The obligation of the provider is to ensure the platform is at the very least contemporary and relevant if not forward looking. This, the Dubai government has done admirably. This model will not and cannot work with traditional fiscal or monetary policy solutions — increased public spending, loosening bank credit, reduction of interest rates and so on.

The right question to ask

Therefore, there is no “rebound” or “revival”. The right question, therefore, how quickly will the business community reinvent itself? The government is doing all it can by once again focusing on the creation of the right environment and fostering a culture of innovation. Think of all recent government initiatives and one can see this steadily unfolding – the relaxation of visa rules, focus on smart government, further easing of doing business, relaxing working rules, and so on.

The private sector, in my view, has been a laggard and reactive with government and semi-government entities moving much faster. Take banking for instance. The wave of consolidation has been led by the government controlled/owned Abu Dhabi based banks, whose boards have realised that size and long-term strategy do matter.

The creation of two large banks in Abu Dhabi is a smart move and it can be argued that one will focus on regional and international growth and the other on dominance in the local economy. This trend is not restricted to the UAE. The smaller banks resistant to consolidation will be squeezed into being niche players, with all its attendant pros and cons.

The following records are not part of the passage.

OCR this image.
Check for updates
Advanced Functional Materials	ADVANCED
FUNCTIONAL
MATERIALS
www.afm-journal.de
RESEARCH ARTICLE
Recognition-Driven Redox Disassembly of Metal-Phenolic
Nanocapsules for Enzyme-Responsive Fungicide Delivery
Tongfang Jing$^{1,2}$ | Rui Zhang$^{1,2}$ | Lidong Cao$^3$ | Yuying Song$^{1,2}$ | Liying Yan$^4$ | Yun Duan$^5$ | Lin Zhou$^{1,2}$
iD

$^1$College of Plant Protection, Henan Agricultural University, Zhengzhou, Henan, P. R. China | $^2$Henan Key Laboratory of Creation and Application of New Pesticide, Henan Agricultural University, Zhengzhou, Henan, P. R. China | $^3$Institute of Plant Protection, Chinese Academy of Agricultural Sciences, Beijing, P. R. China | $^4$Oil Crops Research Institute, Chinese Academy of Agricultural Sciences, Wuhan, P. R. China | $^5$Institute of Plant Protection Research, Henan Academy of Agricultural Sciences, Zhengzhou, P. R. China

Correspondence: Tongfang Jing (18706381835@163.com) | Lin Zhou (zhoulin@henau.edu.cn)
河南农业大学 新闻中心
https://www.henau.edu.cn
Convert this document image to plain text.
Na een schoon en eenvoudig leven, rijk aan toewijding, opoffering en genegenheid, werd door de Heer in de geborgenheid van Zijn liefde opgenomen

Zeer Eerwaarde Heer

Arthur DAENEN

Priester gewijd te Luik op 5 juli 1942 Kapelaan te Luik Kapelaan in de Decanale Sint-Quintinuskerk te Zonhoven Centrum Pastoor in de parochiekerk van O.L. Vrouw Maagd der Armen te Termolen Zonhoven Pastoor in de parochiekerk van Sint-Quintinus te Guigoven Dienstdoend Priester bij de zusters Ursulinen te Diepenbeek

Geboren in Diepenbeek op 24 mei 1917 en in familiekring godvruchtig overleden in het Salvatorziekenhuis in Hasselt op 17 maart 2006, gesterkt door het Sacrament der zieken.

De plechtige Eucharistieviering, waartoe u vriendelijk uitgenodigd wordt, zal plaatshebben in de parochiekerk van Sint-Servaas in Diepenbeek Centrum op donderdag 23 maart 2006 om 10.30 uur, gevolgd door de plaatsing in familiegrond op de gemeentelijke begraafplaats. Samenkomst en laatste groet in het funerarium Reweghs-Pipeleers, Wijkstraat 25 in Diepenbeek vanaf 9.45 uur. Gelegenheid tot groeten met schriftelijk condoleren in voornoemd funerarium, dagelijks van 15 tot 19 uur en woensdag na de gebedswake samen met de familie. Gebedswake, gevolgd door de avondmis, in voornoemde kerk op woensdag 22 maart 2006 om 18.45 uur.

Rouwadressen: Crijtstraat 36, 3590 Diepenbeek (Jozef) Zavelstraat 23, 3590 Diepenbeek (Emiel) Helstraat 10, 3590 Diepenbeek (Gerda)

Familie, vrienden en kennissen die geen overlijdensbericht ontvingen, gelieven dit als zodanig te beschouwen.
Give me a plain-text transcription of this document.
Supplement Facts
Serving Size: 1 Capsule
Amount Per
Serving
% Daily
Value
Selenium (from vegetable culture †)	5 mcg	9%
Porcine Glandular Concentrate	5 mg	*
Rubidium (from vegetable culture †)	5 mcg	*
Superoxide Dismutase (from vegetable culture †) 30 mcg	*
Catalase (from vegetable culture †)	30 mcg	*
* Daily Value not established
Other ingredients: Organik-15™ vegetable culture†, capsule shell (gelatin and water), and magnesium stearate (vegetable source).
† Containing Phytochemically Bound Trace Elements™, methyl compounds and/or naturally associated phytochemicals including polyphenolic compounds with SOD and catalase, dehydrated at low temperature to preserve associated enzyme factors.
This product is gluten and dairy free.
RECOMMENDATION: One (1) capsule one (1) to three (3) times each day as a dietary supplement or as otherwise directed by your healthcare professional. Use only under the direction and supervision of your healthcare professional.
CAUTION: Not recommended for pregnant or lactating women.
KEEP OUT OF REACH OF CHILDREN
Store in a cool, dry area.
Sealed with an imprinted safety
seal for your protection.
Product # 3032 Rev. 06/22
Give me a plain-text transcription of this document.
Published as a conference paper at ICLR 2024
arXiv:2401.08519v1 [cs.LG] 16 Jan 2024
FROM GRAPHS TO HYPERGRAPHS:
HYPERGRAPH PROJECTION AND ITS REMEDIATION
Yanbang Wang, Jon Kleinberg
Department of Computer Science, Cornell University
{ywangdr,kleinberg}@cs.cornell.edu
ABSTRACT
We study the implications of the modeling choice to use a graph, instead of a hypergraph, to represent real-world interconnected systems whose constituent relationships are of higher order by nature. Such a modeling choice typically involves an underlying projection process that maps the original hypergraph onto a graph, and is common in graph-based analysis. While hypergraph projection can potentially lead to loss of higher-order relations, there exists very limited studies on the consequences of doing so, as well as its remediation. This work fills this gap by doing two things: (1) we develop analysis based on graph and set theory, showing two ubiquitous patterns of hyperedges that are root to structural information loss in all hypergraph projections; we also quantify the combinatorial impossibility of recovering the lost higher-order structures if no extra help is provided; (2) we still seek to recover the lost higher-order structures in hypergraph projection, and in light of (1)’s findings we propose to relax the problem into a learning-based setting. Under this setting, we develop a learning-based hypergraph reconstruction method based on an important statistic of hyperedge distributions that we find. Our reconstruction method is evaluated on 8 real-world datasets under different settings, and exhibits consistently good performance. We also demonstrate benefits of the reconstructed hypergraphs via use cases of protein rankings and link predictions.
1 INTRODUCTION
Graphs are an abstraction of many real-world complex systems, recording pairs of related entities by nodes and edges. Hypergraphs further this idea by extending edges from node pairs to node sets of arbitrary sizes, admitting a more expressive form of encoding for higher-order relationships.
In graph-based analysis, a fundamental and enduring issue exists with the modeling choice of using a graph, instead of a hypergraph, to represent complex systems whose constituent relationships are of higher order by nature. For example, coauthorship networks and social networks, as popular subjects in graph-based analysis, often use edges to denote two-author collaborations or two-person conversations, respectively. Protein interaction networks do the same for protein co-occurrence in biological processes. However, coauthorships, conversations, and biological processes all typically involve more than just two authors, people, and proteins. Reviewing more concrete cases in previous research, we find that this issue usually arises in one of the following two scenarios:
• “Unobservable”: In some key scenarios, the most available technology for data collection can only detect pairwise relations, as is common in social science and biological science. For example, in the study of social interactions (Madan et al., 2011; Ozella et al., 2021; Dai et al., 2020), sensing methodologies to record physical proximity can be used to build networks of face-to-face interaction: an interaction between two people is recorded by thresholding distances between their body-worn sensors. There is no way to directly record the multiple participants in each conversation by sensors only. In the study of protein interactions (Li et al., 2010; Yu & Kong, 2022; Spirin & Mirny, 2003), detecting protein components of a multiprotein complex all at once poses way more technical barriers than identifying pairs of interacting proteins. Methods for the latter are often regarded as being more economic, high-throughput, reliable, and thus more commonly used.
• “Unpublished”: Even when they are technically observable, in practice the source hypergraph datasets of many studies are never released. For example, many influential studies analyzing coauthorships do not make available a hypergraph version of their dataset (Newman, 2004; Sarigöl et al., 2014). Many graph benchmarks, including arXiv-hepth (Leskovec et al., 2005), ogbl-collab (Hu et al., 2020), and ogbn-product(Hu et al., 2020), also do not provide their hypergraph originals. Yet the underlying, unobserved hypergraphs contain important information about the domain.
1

Economies such as the UAE, Singapore, Bahrain and Oman will need to perennially transform and mutate, faster than the large, populous and diversified ones. The UAE government has proved to be nimble and quick in its cognisance of trends and has demonstrated its ability to tweak its offering.

The private sector needs to realise this, rather than wait for some panacea for all evils to be miraculously poured into the economy. The answer, as they say, lies within.

Vikram Venkataraman is managing director of Vianta Advisors.